Re: Need a new access modifier?
Patricia Shanahan wrote:
John Ersatznom wrote:
Patricia Shanahan wrote:
I think the key issue here is whether access to classes from inside the
same package has security implications or not. The current treatment is
good enough to prevent accidental misuse by a non-malicious programmer.
Unfortunately, we all know what happens when a security mechanism is
designed around the threat model of "accidental misuse by a
non-malicious programmer", don't we? :)
Of course. The question I'm asking is whether the distinction between
private and package access should be considered part of the security
model at all.
Do you think it should, and if so, why?
Either it should, or package access should be easier to lock down.
Anyone can put a class in your package simply by including "package
yourpackagename;" at the start of the code, after all. The key to
locking out such classes would probably be at the level of jar files.

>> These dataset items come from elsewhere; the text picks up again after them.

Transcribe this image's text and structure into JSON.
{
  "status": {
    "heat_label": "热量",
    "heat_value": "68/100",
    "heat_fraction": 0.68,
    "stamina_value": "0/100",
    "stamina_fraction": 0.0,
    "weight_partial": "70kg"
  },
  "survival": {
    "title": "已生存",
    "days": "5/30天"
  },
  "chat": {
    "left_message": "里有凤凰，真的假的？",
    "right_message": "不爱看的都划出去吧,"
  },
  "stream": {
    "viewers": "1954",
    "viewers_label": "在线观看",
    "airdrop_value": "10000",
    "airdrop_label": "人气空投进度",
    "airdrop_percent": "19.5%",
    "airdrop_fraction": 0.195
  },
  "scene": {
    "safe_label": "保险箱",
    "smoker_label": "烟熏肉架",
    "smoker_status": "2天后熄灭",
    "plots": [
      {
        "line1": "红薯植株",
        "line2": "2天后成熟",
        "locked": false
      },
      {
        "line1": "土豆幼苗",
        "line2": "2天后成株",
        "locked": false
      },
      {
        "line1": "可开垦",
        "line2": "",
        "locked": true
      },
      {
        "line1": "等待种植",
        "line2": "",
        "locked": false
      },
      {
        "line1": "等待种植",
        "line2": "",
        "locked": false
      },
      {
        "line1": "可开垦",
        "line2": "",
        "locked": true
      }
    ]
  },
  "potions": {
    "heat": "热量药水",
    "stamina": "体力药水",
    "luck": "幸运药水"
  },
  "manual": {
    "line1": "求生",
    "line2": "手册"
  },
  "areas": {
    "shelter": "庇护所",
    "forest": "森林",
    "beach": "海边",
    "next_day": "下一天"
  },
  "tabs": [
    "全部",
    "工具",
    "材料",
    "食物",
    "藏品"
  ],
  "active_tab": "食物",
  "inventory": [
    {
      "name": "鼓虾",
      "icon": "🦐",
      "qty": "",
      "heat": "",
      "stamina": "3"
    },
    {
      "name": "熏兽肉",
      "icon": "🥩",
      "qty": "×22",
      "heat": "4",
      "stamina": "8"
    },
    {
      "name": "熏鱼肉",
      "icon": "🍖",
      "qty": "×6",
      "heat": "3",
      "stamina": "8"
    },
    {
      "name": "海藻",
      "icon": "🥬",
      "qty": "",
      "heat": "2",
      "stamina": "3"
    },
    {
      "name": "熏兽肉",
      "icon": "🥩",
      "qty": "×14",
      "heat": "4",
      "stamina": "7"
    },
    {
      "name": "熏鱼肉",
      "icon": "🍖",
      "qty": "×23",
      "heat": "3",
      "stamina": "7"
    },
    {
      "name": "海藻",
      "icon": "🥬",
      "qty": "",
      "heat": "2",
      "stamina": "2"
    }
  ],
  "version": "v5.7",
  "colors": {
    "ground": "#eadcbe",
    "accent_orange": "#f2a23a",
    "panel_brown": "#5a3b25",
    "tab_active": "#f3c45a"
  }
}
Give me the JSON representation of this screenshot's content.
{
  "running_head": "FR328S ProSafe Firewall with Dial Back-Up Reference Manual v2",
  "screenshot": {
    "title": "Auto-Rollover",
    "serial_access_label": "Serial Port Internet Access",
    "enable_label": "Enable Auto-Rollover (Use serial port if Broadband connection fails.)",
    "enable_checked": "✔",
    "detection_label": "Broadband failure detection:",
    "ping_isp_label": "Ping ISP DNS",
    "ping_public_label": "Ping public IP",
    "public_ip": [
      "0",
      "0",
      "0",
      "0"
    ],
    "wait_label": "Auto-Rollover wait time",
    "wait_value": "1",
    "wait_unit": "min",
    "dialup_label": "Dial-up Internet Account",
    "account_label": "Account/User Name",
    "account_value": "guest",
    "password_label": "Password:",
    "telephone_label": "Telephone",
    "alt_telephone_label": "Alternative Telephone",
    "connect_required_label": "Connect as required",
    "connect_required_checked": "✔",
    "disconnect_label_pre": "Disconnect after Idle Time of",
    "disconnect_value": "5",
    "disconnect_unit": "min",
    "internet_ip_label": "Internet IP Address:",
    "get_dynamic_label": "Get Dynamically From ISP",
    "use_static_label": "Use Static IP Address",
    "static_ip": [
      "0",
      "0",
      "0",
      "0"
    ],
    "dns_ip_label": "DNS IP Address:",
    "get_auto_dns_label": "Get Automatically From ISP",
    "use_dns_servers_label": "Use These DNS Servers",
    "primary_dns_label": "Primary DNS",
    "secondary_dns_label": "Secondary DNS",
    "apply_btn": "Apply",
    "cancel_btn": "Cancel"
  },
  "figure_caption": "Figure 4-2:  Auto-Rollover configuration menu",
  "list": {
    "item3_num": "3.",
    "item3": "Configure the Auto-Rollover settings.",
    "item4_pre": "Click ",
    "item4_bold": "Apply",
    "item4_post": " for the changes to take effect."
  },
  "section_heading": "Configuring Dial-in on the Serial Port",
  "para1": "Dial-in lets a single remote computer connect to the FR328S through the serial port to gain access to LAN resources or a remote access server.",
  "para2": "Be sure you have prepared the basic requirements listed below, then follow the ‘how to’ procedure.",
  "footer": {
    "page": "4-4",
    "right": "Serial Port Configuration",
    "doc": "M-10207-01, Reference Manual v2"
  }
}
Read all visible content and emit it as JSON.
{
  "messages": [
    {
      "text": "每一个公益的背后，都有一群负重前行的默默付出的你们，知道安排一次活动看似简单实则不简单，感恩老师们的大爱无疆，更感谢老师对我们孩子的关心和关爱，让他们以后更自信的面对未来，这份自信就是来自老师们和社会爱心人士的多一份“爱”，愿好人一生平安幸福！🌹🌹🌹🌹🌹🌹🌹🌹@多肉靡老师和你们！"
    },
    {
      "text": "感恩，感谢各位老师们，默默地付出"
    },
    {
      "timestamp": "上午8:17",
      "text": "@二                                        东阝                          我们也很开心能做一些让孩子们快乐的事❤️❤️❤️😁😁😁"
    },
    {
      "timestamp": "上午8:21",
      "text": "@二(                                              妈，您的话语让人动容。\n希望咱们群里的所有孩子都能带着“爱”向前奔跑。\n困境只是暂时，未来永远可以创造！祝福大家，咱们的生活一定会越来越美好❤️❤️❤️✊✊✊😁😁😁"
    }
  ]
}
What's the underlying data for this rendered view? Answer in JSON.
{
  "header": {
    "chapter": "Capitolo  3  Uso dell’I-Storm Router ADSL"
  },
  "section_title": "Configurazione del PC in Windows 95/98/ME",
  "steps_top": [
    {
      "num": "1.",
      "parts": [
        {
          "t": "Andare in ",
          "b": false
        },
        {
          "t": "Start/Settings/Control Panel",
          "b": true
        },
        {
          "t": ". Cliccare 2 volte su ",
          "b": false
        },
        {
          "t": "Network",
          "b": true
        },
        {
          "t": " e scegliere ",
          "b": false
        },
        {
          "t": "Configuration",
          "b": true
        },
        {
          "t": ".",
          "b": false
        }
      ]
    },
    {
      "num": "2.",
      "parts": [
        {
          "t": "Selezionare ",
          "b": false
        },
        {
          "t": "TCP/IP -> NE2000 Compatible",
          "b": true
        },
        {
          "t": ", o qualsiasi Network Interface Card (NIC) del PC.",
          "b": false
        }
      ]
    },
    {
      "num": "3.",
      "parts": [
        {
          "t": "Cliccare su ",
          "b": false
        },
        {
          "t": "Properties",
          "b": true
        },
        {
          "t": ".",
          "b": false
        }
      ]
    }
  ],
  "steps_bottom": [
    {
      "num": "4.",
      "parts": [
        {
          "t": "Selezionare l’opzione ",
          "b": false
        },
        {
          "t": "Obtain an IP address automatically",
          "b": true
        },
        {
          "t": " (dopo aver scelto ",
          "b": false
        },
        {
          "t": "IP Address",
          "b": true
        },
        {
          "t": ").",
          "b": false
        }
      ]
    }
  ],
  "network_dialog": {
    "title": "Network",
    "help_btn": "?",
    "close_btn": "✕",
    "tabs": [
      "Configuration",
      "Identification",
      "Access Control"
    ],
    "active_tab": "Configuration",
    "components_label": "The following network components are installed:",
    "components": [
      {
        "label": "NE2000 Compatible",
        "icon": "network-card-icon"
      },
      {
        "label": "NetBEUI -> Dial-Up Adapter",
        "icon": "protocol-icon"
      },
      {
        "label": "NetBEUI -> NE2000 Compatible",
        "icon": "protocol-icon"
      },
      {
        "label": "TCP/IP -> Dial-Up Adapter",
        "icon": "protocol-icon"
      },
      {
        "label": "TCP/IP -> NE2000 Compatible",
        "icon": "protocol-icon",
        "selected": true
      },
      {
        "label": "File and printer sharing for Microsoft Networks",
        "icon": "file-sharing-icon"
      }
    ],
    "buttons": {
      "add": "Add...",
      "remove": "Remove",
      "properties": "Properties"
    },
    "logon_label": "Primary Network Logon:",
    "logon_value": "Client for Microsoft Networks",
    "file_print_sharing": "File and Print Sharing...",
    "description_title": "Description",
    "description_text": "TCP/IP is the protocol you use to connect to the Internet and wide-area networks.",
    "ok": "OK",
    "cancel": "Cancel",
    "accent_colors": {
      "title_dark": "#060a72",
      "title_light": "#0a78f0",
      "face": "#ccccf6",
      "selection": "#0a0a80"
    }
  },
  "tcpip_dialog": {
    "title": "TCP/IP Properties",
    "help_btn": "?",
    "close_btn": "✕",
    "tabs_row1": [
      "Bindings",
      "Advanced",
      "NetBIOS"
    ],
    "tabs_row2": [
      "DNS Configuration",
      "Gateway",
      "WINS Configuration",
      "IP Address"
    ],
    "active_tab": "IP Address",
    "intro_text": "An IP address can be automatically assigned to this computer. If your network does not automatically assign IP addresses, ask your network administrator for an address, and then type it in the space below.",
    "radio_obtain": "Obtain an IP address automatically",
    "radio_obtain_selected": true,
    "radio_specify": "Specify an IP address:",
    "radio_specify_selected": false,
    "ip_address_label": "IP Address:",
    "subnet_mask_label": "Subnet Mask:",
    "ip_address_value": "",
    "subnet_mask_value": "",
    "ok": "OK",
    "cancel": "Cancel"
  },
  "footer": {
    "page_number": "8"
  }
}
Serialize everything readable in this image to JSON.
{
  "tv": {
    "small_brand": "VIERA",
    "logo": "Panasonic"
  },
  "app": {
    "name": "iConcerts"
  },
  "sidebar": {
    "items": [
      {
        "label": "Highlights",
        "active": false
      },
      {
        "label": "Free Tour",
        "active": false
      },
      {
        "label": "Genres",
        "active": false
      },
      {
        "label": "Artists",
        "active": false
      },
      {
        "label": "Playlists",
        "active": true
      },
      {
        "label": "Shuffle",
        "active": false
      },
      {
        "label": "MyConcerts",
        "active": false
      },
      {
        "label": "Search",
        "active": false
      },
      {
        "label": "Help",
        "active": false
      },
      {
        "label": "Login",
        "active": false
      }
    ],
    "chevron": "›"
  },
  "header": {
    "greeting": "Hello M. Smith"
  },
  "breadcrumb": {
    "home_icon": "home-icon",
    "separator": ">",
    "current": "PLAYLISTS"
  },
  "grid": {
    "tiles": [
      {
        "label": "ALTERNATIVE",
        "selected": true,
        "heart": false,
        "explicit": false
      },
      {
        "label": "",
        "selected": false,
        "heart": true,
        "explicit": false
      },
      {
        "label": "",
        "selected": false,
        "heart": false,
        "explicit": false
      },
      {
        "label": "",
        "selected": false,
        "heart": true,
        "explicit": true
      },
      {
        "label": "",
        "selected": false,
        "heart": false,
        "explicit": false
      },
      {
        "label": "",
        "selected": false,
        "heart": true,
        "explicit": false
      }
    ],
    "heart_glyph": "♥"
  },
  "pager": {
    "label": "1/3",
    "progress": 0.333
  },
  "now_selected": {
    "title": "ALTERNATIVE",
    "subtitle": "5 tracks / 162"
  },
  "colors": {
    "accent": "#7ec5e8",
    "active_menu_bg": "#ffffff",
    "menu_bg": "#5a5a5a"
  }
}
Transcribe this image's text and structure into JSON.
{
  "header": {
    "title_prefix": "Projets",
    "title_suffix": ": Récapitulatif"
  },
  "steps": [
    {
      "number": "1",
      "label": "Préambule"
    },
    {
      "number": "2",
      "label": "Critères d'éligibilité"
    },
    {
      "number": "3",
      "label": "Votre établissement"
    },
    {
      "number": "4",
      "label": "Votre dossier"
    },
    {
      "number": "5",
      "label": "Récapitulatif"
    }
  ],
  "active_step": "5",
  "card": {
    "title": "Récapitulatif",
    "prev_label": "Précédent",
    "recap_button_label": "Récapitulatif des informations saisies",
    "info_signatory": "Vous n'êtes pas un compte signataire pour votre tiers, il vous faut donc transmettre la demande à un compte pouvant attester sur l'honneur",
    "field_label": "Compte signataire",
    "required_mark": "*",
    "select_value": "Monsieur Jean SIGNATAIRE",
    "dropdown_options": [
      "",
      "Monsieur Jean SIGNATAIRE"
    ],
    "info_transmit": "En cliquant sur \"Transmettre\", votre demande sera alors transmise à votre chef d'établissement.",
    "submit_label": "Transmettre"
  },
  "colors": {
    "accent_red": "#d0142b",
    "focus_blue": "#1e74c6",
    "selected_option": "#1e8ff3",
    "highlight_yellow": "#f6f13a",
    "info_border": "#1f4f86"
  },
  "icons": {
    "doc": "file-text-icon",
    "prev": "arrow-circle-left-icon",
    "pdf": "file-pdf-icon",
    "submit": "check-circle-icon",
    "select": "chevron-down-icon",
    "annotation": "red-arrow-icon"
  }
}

You'd have to have some way for one such file to be the "canonical" one
for a given package, and then prevent class-loading anything into that
package that isn't from that jar. Making that jar tamper-evident with an
MD5 sum or similar (e.g. making it a signed jar) would then complete the
picture. The trick is dealing with the case that there's multiple jars
for a package. Which one is the "right" one? Specifying it (by MD5 or
similar hash) for every security-sensitive package in another
tamper-evident file for which there's no ambiguity is one option. That
file would be per-application rather than per-jar. Another is to use
whichever jar has a class named the same as the package in question, and
consider any case of having different jars (different hash) with classes
with the same (fully qualified) name, named after the containing
package, to be an error (and any case of nonidentical classes sharing a
fully-qualified name an error, but I expect that's already the case).